第2板部21の軸線O方向位置と、第3板部22の軸線O方向位置は、互いに重なる。つまり径方向内側部分67が第2板部21よりも軸線O方向一方(図19紙面下方)に位置し、径方向内側部分67よりも外径側の径方向中央部分66と第2板部21の軸線O方向一方面(図19紙面下方)が環状の環状段差D1を構成する。また径方向外側部分65が第3板部22よりも軸線O方向他方(図19紙面上方)に位置し、径方向外側部分65よりも内径側の径方向中央部分66と第3板部22の軸線O方向他方面(図19紙面上方)が環状の環状段差D2を構成する。
図17に示すように軌道盤51の各係合突起51dは環状段差D1に進入している。複数の係合突起51dを通過する円の直径は、保持器64の外径よりも小さい。このため係合突起51dは保持器64に係合し、保持器64は軌道盤51から分離し難くされる。
軌道盤52の係合突起52dは、周方向に間隔をあけて複数設けられ、鍔部52cよりも外径側へ突出する。各係合突起52dは環状段差D2に進入している。複数の係合突起52dを通過する円の直径は、保持器54の内径よりも大きい。このため係合突起52dは保持器54に係合し、保持器54は軌道盤52から分離し難くされる。
このようにスラスト転がり軸受60では、軌道盤51,52および保持器64が分離しないように組み立てられている。このため保持器64の各ポケット15に配置されるころ13も、スラスト転がり軸受60から不用意に脱落することがない。
以上、図面を参照して本発明の実施の形態を説明したが、本発明は、図示した実施の形態のものに限定されない。例えば、上述の実施形態に係るスラスト転がり軸受が使用される用途は、自動車のトルクコンバータ、遊星歯車機構に限らず、カーエアコン用コンプレッサの回転部分を支持してもよい。また、自動車用部品に限らず、工作機械、各種機械装置の回転部分を支持してもよい。図示した実施の形態に対して、本発明と同一の範囲内において、あるいは均等の範囲内において、種々の修正や変形を加えることが可能である。

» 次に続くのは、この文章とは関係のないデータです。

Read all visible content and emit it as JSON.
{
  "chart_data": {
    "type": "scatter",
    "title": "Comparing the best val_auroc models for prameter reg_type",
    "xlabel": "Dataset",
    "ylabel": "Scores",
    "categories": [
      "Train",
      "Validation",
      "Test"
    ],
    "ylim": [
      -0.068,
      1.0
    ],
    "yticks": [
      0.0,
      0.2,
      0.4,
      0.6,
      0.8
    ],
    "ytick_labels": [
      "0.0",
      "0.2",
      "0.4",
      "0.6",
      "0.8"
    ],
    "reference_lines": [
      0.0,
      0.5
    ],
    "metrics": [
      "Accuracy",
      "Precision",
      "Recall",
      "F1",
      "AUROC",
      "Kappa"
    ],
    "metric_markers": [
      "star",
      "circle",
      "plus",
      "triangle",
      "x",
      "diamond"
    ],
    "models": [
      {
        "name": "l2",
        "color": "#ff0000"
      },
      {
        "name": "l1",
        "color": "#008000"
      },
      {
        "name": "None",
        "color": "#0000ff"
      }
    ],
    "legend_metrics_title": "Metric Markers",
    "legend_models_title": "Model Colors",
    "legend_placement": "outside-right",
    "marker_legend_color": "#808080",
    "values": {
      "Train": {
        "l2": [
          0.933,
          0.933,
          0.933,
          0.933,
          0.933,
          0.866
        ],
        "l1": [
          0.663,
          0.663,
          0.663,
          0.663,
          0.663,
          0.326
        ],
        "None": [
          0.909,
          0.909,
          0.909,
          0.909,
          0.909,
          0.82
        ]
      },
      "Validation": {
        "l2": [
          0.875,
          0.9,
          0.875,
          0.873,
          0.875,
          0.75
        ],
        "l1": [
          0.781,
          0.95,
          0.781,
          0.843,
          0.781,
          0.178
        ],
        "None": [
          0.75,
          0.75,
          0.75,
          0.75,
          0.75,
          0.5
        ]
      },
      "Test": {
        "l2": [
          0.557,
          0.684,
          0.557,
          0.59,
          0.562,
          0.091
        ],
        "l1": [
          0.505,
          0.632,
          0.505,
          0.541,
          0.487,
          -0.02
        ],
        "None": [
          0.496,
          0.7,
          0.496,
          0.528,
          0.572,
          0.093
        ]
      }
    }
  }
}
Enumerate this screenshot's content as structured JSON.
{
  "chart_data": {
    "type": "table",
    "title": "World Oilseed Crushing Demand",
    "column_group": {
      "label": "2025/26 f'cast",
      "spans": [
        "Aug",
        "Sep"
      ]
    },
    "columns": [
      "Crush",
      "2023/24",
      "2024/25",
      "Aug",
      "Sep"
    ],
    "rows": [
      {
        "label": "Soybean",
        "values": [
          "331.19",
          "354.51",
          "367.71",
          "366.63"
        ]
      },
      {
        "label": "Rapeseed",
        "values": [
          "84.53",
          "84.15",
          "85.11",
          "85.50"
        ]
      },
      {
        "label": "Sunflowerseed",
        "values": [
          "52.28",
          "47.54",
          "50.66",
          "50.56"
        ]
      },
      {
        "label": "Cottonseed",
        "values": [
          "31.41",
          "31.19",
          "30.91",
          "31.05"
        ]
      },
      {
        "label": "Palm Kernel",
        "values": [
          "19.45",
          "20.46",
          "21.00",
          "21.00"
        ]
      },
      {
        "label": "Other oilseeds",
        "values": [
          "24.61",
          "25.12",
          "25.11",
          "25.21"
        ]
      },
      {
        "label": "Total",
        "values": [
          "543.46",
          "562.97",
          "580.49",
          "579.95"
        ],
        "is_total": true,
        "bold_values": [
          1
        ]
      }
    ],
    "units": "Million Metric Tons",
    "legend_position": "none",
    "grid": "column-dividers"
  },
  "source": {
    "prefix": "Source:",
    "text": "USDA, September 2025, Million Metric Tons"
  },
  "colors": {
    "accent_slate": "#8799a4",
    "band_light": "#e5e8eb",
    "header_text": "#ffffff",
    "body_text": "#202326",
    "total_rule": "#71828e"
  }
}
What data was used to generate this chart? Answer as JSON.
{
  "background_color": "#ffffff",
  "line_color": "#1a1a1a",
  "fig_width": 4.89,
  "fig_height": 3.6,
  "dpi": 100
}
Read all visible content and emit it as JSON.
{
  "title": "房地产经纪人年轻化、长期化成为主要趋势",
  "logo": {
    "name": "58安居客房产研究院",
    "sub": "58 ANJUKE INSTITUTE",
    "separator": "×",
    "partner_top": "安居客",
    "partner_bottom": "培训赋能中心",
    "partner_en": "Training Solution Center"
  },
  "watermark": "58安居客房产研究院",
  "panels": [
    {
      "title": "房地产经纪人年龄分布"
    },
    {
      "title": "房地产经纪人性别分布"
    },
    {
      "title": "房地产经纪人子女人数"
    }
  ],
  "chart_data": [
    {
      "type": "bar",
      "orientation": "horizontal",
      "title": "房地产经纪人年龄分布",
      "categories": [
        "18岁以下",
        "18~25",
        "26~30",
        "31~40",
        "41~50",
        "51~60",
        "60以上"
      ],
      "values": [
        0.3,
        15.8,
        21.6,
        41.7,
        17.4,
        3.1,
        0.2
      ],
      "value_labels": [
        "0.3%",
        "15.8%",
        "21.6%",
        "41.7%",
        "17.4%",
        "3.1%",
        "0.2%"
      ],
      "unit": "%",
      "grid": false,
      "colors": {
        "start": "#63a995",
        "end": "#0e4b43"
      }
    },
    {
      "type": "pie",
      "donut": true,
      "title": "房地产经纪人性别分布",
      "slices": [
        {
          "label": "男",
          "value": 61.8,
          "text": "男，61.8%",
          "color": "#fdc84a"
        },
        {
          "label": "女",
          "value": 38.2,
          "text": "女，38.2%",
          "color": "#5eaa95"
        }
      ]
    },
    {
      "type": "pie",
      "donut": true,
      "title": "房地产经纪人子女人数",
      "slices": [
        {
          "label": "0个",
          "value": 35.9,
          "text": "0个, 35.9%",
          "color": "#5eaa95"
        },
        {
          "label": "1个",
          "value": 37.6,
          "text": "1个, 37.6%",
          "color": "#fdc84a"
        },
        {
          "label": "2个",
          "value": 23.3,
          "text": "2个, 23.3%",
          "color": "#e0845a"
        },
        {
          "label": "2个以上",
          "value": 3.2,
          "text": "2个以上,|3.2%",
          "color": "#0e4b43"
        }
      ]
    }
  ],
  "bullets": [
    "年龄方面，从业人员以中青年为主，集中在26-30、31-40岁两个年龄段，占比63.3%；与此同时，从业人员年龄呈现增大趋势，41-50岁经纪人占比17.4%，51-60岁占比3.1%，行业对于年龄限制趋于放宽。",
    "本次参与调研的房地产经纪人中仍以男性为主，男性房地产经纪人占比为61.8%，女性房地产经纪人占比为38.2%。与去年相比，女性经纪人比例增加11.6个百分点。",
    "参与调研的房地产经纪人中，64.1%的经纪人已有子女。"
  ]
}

10,50,60 スラスト転がり軸受、 11,12 軌道盤、
11b,12b 軌道面、 14 保持器、 15 ポケット、
15l ポケット要素、 15m ポケット要素、
15n ポケット要素、 16 第1板部、
17 柱部、 17w ポケット壁面、 21 第2板部、
21w ポケット壁面、 22 第3板部、
22w ポケット壁面、 18 外径側リング部、
19 内径側リング部、 b 破断面、 s 剪断面、
23,24 ころ止め突起、 O 軸線。
11b,12b 軌道面、 14 保持器、 15 ポケット、
15l ポケット要素、 15m ポケット要素、
15n ポケット要素、 16 第1板部、
17 柱部、 17w ポケット壁面、 21 第2板部、
21w ポケット壁面、 22 第3板部、
22w ポケット壁面、 18 外径側リング部、
19 内径側リング部、 b 破断面、 s 剪断面、
23,24 ころ止め突起、 O 軸線。
Claims (7)
- 環状の第1板部と、
前記第1板部の外径側部分と重なる環状の第2板部と、
前記第1板部の内径側部分と重なる環状の第3板部と、
前記第1板部、前記第2板部及び前記第3板部をそれぞれプレス加工によって打ち抜くことで形成されたポケット要素で構成されて、転動体を保持するポケットと、を備え、
前記第1板部、前記第2板部及び前記第3板部はそれぞれ、前記ポケットを区画するポケット壁面として、ポケット剪断面とポケット破断面とを有し、
前記第1板部のポケット剪断面に対して前記第2板部及び前記第3板部のうち少なくとも一方のポケット剪断面が軸線方向に隣り合う第1条件と、
前記第1板部のポケット破断面に対して前記第2板部及び前記第3板部のうち少なくとも一方のポケット破断面が軸線方向に隣り合う第2条件とのうち、いずれか一方の条件を満足する、スラスト転がり軸受用保持器。 - 前記第2板部および前記第3板部は、前記第1板部の軸線方向同じ側に配置される、請求項1に記載のスラスト転がり軸受用保持器。
- 前記第2板部および前記第3板部は、前記第1板部と重なった状態で径方向に互いに離隔する、請求項1又は2に記載のスラスト転がり軸受用保持器。
- 前記第1板部のポケット剪断面と前記第2板部のポケット剪断面が隣り合うとともに前記第1板部のポケット破断面と前記第2板部のポケット破断面が互いに離隔され、
前記第1板部のポケット剪断面と前記第3板部のポケット剪断面が隣り合うとともに前記第1板部のポケット破断面と前記第3板部のポケット破断面が互いに離隔される、請求項2又は3に記載のスラスト転がり軸受用保持器。 - 前記第2板部及び前記第3板部のうちいずれか一方の板部は前記第1板部に対して軸線方向一方側に配置され、他方の板部は前記第1板部に対して軸線方向他方側に配置される、請求項1に記載のスラスト転がり軸受用保持器。
- 請求項1〜5のうちいずれか1項に記載のスラスト転がり軸受用保持器と、
前記ポケットに保持される前記転動体と、を備え、
前記転動体は、ころであり、
前記ころのころ長がころ直径の1.0倍以上2.0倍以下の範囲に含まれる、スラスト転がり軸受構造。 - 請求項6に記載のスラスト転がり軸受構造と、
前記スラスト転がり軸受用保持器からみて軸線方向一方に配置されて前記ころが転動する第1軌道盤と、
前記スラスト転がり軸受用保持器からみて軸線方向他方に配置されて前記ころが転動する第2軌道盤とを具備し、
前記第1軌道盤には、軸線方向他方に突出して前記スラスト転がり軸受用保持器を外径側から包囲する外径側鍔部と、前記外径側鍔部の突出縁から内径側へ突出して前記スラスト転がり軸受用保持器の外周縁を抱える係合突起が設けられ、
前記第2軌道盤には、軸線方向一方に突出して前記スラスト転がり軸受用保持器を内径側から包囲する内径側鍔部と、前記内径側鍔部の突出縁から外径側へ突出して前記スラスト転がり軸受用保持器の内周縁を抱える係合突起が設けられ、
前記スラスト転がり軸受は、軸線方向一方側かつ内径側で前記第2軌道盤の前記係合突起を受け入れる環状段差と、軸線方向他方側かつ外径側で前記第1軌道盤の前記係合突起を受け入れる環状段差とを有する、スラスト転がり軸受。